Matrix/Eigenvalues/0510/Q and R/Example

We consider the linear mapping

${\displaystyle \varphi \colon \mathbb {Q} ^{2}\longrightarrow \mathbb {Q} ^{2},{\begin{pmatrix}x\\y\end{pmatrix}}\longmapsto {\begin{pmatrix}0&5\\1&0\end{pmatrix}}{\begin{pmatrix}x\\y\end{pmatrix}}={\begin{pmatrix}5y\\x\end{pmatrix}},}$

given by the matrix

${\displaystyle {}M={\begin{pmatrix}0&5\\1&0\end{pmatrix}}\,.}$

The question whether this mapping has eigenvalues, leads to the question whether there exists some ${\displaystyle {}\lambda \in \mathbb {Q} }$, such that the equation

${\displaystyle {}{\begin{pmatrix}0&5\\1&0\end{pmatrix}}{\begin{pmatrix}x\\y\end{pmatrix}}=\lambda {\begin{pmatrix}x\\y\end{pmatrix}}\,}$

has a nontrivial solution ${\displaystyle {}(x,y)\neq (0,0)}$. For a given ${\displaystyle {}\lambda }$, this is a linear problem and can be solved with the elimination algorithm. However, the question whether there exist eigenvalues at all, leads, due to the variable "eigenvalue parameter“ ${\displaystyle {}\lambda }$, to a nonlinear problem. The system of equations above is

${\displaystyle 5y=\lambda x{\text{ and }}x=\lambda y.}$

For ${\displaystyle {}y=0}$, we get ${\displaystyle {}x=0}$, but the nullvector is not an eigenvector. Hence, suppose that ${\displaystyle {}y\neq 0}$. Both equations combined yield the condition

${\displaystyle {}5y=\lambda x=\lambda ^{2}y\,,}$

hence ${\displaystyle {}5=\lambda ^{2}}$. But in ${\displaystyle {}\mathbb {Q} }$, the number ${\displaystyle {}5}$ does not have a square root, therefore there is no solution, and that means that ${\displaystyle {}\varphi }$ has no eigenvalues and no eigenvectors.

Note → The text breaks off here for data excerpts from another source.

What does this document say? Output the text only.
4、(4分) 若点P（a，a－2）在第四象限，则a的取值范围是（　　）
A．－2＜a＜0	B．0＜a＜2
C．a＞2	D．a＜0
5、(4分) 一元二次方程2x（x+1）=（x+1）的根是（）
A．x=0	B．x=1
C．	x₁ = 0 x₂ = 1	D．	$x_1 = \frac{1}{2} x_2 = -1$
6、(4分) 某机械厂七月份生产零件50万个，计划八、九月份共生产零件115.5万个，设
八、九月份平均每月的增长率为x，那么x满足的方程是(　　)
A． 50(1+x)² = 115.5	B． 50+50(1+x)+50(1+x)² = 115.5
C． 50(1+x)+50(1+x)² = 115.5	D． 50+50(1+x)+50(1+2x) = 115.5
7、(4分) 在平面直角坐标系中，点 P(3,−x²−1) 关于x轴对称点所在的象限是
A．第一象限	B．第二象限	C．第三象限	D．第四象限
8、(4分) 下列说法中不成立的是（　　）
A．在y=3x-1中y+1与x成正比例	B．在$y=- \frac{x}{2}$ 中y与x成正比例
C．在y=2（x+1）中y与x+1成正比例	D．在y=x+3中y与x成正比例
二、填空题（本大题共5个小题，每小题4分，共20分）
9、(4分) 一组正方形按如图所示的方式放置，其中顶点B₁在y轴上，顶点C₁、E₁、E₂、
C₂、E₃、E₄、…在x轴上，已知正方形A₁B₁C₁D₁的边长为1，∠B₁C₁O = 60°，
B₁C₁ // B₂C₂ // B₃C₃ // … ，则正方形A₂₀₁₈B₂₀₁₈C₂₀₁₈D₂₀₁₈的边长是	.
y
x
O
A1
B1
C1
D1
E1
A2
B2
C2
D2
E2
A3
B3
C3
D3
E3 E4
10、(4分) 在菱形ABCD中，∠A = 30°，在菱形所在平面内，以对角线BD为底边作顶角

Now we consider the matrix ${\displaystyle {}M}$ as a real matrix, and look at the corresponding mapping

${\displaystyle \psi \colon \mathbb {R} ^{2}\longrightarrow \mathbb {R} ^{2},{\begin{pmatrix}x\\y\end{pmatrix}}\longmapsto {\begin{pmatrix}0&5\\1&0\end{pmatrix}}{\begin{pmatrix}x\\y\end{pmatrix}}={\begin{pmatrix}5y\\x\end{pmatrix}}.}$

The same computations as above lead to the condition ${\displaystyle {}5=\lambda ^{2}}$, and within the real numbers, we have the two solutions

${\displaystyle \lambda _{1}={\sqrt {5}}\,\,{\text{ and }}\,\,\lambda _{2}=-{\sqrt {5}}.}$

For both values, we have now to find the eigenvectors. First, we consider the case ${\displaystyle {}\lambda ={\sqrt {5}}}$, which yields the linear system

${\displaystyle {}{\begin{pmatrix}0&5\\1&0\end{pmatrix}}{\begin{pmatrix}x\\y\end{pmatrix}}={\sqrt {5}}{\begin{pmatrix}x\\y\end{pmatrix}}\,.}$

We write this as

${\displaystyle {}{\begin{pmatrix}0&5\\1&0\end{pmatrix}}{\begin{pmatrix}x\\y\end{pmatrix}}={\begin{pmatrix}{\sqrt {5}}&0\\0&{\sqrt {5}}\end{pmatrix}}{\begin{pmatrix}x\\y\end{pmatrix}}\,}$

and as

${\displaystyle {}{\begin{pmatrix}{\sqrt {5}}&-5\\-1&{\sqrt {5}}\end{pmatrix}}{\begin{pmatrix}x\\y\end{pmatrix}}={\begin{pmatrix}0\\0\end{pmatrix}}\,.}$

This system can be solved easily, the solution space has dimension one, and

${\displaystyle {}v={\begin{pmatrix}{\sqrt {5}}\\1\end{pmatrix}}\,}$

is a basic solution.

For ${\displaystyle {}\lambda =-{\sqrt {5}}}$, we do the same steps, and the vector

${\displaystyle {}w={\begin{pmatrix}-{\sqrt {5}}\\1\end{pmatrix}}\,}$

is a basic solution. Thus over ${\displaystyle {}\mathbb {R} }$, the numbers ${\displaystyle {}{\sqrt {5}}}$ and ${\displaystyle {}-{\sqrt {5}}}$ are eigenvalues, and the corresponding eigenspaces are

${\displaystyle \operatorname {Eig} _{\sqrt {5}}{\left(\psi \right)}={\left\{s{\begin{pmatrix}{\sqrt {5}}\\1\end{pmatrix}}\mid s\in \mathbb {R} \right\}}\,\,{\text{ and }}\,\,\operatorname {Eig} _{-{\sqrt {5}}}{\left(\psi \right)}={\left\{s{\begin{pmatrix}-{\sqrt {5}}\\1\end{pmatrix}}\mid s\in \mathbb {R} \right\}}.}$